MBA vs. PhD in Accounting
Master of Business Administration in Accounting
Many Master of Business Administration programs offer accounting as one of their many concentrations and are designed to prepare students for leadership positions and/or to take their Certified Public Accountant (CPA) exam. Many of these degree programs are available in an on-campus or online format and can usually be completed in as little as one to two years. These programs are usually around 36 credits and include general business management coursework, such as ethics, business strategy, and organizational theory, as well as courses specific to accounting, like financial reporting and auditing. Some programs may also offer an optional internship experience for hands-on learning and training. Graduates of these degree programs are prepared for leadership and management positions in fields including budget analysis, banking, financial management, tax planning, and financial reporting.

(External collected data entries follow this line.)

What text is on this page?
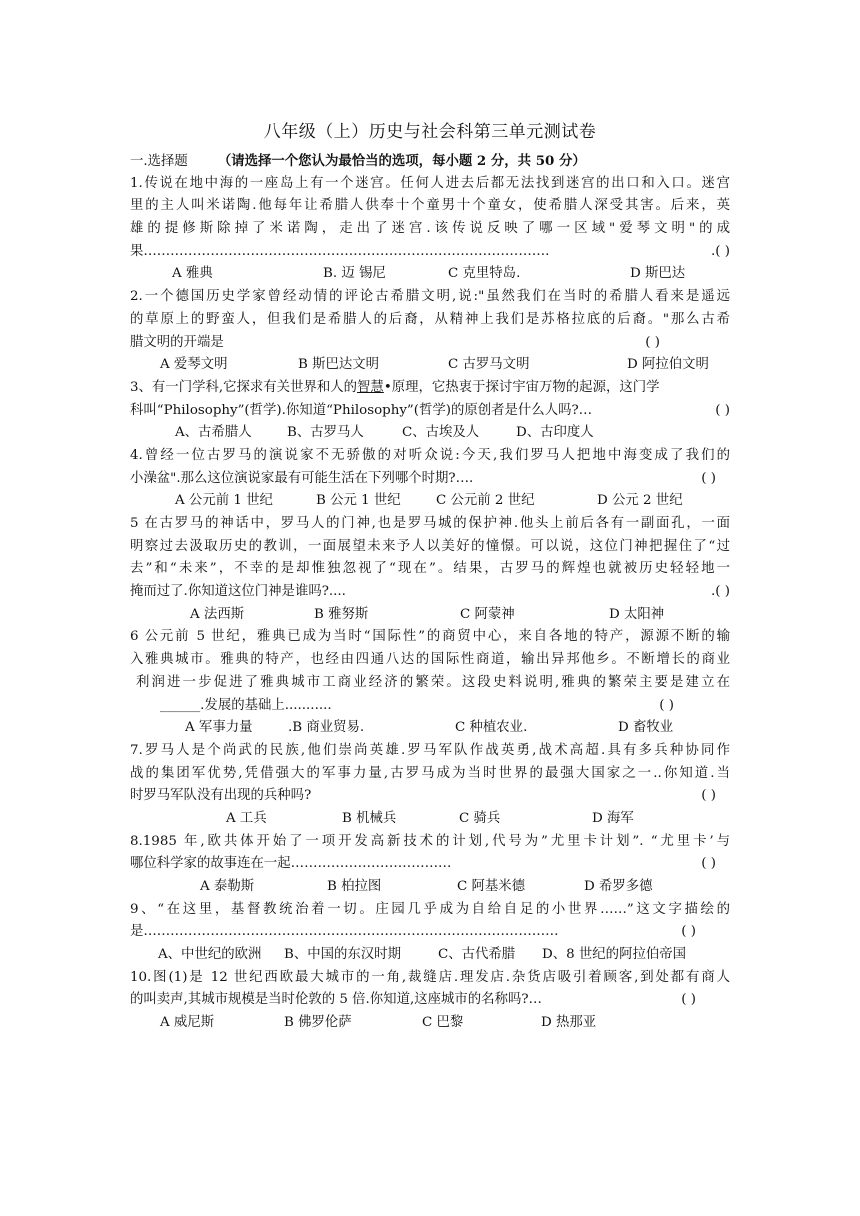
八年级（上）历史与社会科第三单元测试卷
一.选择题 （请选择一个您认为最恰当的选项，每小题 2 分，共 50 分）
1.传说在地中海的一座岛上有一个迷宫。任何人进去后都无法找到迷宫的出口和入口。迷宫
里的主人叫米诺陶.他每年让希腊人供奉十个童男十个童女，使希腊人深受其害。后来，英
雄的提修斯除掉了米诺陶，走出了迷宫.该传说反映了哪一区域"爱琴文明"的成
果……………………………………………………………………………….	.( )
A 雅典	B. 迈 锡尼	C 克里特岛.	D 斯巴达
2.一个德国历史学家曾经动情的评论古希腊文明,说:"虽然我们在当时的希腊人看来是遥远
的草原上的野蛮人，但我们是希腊人的后裔，从精神上我们是苏格拉底的后裔。"那么古希
腊文明的开端是	( )
A 爱琴文明	B 斯巴达文明	C 古罗马文明	D 阿拉伯文明
3、有一门学科,它探求有关世界和人的智慧•原理，它热衷于探讨宇宙万物的起源，这门学
科叫“Philosophy”(哲学).你知道“Philosophy”(哲学)的原创者是什么人吗?…	( )
A、古希腊人	B、古罗马人	C、古埃及人	D、古印度人
4.曾经一位古罗马的演说家不无骄傲的对听众说:今天,我们罗马人把地中海变成了我们的
小澡盆".那么这位演说家最有可能生活在下列哪个时期?….	( )
A 公元前 1 世纪	B 公元 1 世纪	C 公元前 2 世纪	D 公元 2 世纪
5 在古罗马的神话中，罗马人的门神,也是罗马城的保护神.他头上前后各有一副面孔，一面
明察过去汲取历史的教训，一面展望未来予人以美好的憧憬。可以说，这位门神把握住了“过
去”和“未来”，不幸的是却惟独忽视了“现在”。结果，古罗马的辉煌也就被历史轻轻地一
掩而过了.你知道这位门神是谁吗?....	.( )
A 法西斯	B 雅努斯	C 阿蒙神	D 太阳神
6 公元前 5 世纪，雅典已成为当时“国际性”的商贸中心，来自各地的特产，源源不断的输
入雅典城市。雅典的特产，也经由四通八达的国际性商道，输出异邦他乡。不断增长的商业
利润进一步促进了雅典城市工商业经济的繁荣。这段史料说明,雅典的繁荣主要是建立在
______.发展的基础上...........	( )
A 军事力量	.B 商业贸易.	C 种植农业.	D 畜牧业
7.罗马人是个尚武的民族,他们崇尚英雄.罗马军队作战英勇,战术高超.具有多兵种协同作
战的集团军优势,凭借强大的军事力量,古罗马成为当时世界的最强大国家之一..你知道.当
时罗马军队没有出现的兵种吗?	( )
A 工兵	B 机械兵	C 骑兵	D 海军
8.1985 年,欧共体开始了一项开发高新技术的计划,代号为”尤里卡计划”. “尤里卡’与
哪位科学家的故事连在一起………………………………	( )
A 泰勒斯	B 柏拉图	C 阿基米德	D 希罗多德
9、“在这里，基督教统治着一切。庄园几乎成为自给自足的小世界……”这文字描绘的
是…………………………………………………………………………………	( )
A、中世纪的欧洲 B、中国的东汉时期	C、古代希腊 D、8 世纪的阿拉伯帝国
10.图(1)是 12 世纪西欧最大城市的一角,裁缝店.理发店.杂货店吸引着顾客,到处都有商人
的叫卖声,其城市规模是当时伦敦的 5 倍.你知道,这座城市的名称吗?…	( )
A 威尼斯	B 佛罗伦萨	C 巴黎	D 热那亚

Doctor of Philosophy in Accounting
Doctor of Philosophy programs usually offer accounting as a field of study or concentration for business or business management degree programs. These programs may take four to five years to complete and are usually on-campus programs. Students in these programs usually take courses that are more focused on accounting-related topics, such as accounting, finance, economics, analysis, and research. Most of these programs require students to complete comprehensive exams and a dissertation and may require students to complete a teaching practicum experience, teach various undergraduate courses throughout the program, and/or serve as a research assistant. PhD in Accounting programs are typically designed to prepare graduates for advanced careers as accounting researchers and educators.
Common Entrance Requirements
The admissions process for MBA and PhD programs in accounting are fairly similar, except that some MBA programs may offer rolling admissions and/or may not require the GMAT or GRE. However, the majority of graduate programs in accounting do require the GMAT or GRE and may use these test scores in place of other criteria where applicants fall short, such as a lower GPA. Some of these programs may require prerequisite coursework in accounting, statistics, algebra or calculus and/or a minimum GPA. Applicants to these programs generally need to include their transcripts, letters of recommendation, resume, and personal statement and/or essay responses that typically describe their personal career goals and research interests. Doctoral programs usually try to determine which faculty members potential students may match up with, based on research interests.
MBA in Accounting programs are available in flexible formats, can be completed in one to two years, and usually include more general business courses in addition to accounting courses. On the other hand, a PhD in Accounting generally takes four to five years to complete, requires a dissertation, and places a focus on accounting research and education.